05 June 2010

Please Give


It was almost a sad film, but not quite, really. Actually, it was film about crisis: everyone in the film experiences existential doubts. What is an existential crisis? One in which the individual confronts existence. What am I doing here? Is there a purpose to existence at all? If I am only for myself, what am I? How can I go on relatively content with all of the misery when I daily confront the misery that exists in the world? I am all that I can look to for an answer, but I don’t know where or even how to begin?

These are basic questions, I think, and I don’t have an answer to a single one of them, though I do often pretend to know something. I think for those of us who think about these questions we mostly survive by repressing our ignorance. Though I suspect that our repression is mostly unsuccessful, or else we wouldn’t really care about the questions at all. Even Abby, who is only fifteen years old and is consumed by her image, suffers from existential crisis: is this horrible acne all that there will ever be of me?

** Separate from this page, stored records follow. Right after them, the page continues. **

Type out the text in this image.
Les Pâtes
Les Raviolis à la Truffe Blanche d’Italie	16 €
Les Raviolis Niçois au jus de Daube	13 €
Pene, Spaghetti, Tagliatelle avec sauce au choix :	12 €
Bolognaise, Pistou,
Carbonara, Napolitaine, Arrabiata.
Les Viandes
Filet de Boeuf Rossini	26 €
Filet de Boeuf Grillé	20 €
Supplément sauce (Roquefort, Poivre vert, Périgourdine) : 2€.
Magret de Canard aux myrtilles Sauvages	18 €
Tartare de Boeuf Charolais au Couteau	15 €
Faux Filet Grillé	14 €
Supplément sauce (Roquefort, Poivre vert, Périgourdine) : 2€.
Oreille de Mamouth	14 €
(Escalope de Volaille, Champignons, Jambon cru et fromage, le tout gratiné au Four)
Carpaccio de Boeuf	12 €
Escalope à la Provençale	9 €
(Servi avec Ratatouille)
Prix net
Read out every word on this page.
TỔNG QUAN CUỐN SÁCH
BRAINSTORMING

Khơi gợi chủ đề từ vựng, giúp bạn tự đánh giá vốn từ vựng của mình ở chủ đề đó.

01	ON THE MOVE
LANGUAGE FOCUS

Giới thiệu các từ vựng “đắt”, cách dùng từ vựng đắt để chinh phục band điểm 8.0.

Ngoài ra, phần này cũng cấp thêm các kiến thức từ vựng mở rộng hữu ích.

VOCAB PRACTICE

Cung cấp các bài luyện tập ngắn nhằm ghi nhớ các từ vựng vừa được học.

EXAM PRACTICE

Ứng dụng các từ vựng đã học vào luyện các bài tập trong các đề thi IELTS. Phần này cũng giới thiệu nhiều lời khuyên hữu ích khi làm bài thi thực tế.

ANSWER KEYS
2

It was painful to watch each character live through their crisis, probably because the questions they face are so basic to my understanding of life. That is, I live the questions daily—have lived them every day of my life, even when I was not conscious of the questions. And I do work too hard at repression. We often feel along in our doubts, and the film comforts me to know I am not alone.

And yet the resolution of the film was so reassuring. By the conclusion, every character seems to arrive at some understanding of his/her place in the world. And from that knowledge there occurs some reconciliation with existence and the possibility for some happiness in the future. The film does not end happily but it does conclude contentedly.

For a long time I have thought about the contradiction between the Stones’ statement, “You can’t always get what you want, but you get what you need,” and Dylan’s assertion, “Your debutante just knows what you need, but I know what you want.” For a long time I have thought the sentiment in the Stones’ statement was the truer one, but tonight I think I have traded sides. What I want exists on the existential level, and what I need remains on the superficial. When my need is satisfied I still have want. But when I get what I want, then I have no need.

In the film, the characters discover what they want, because pursuing their needs gets them no satisfaction.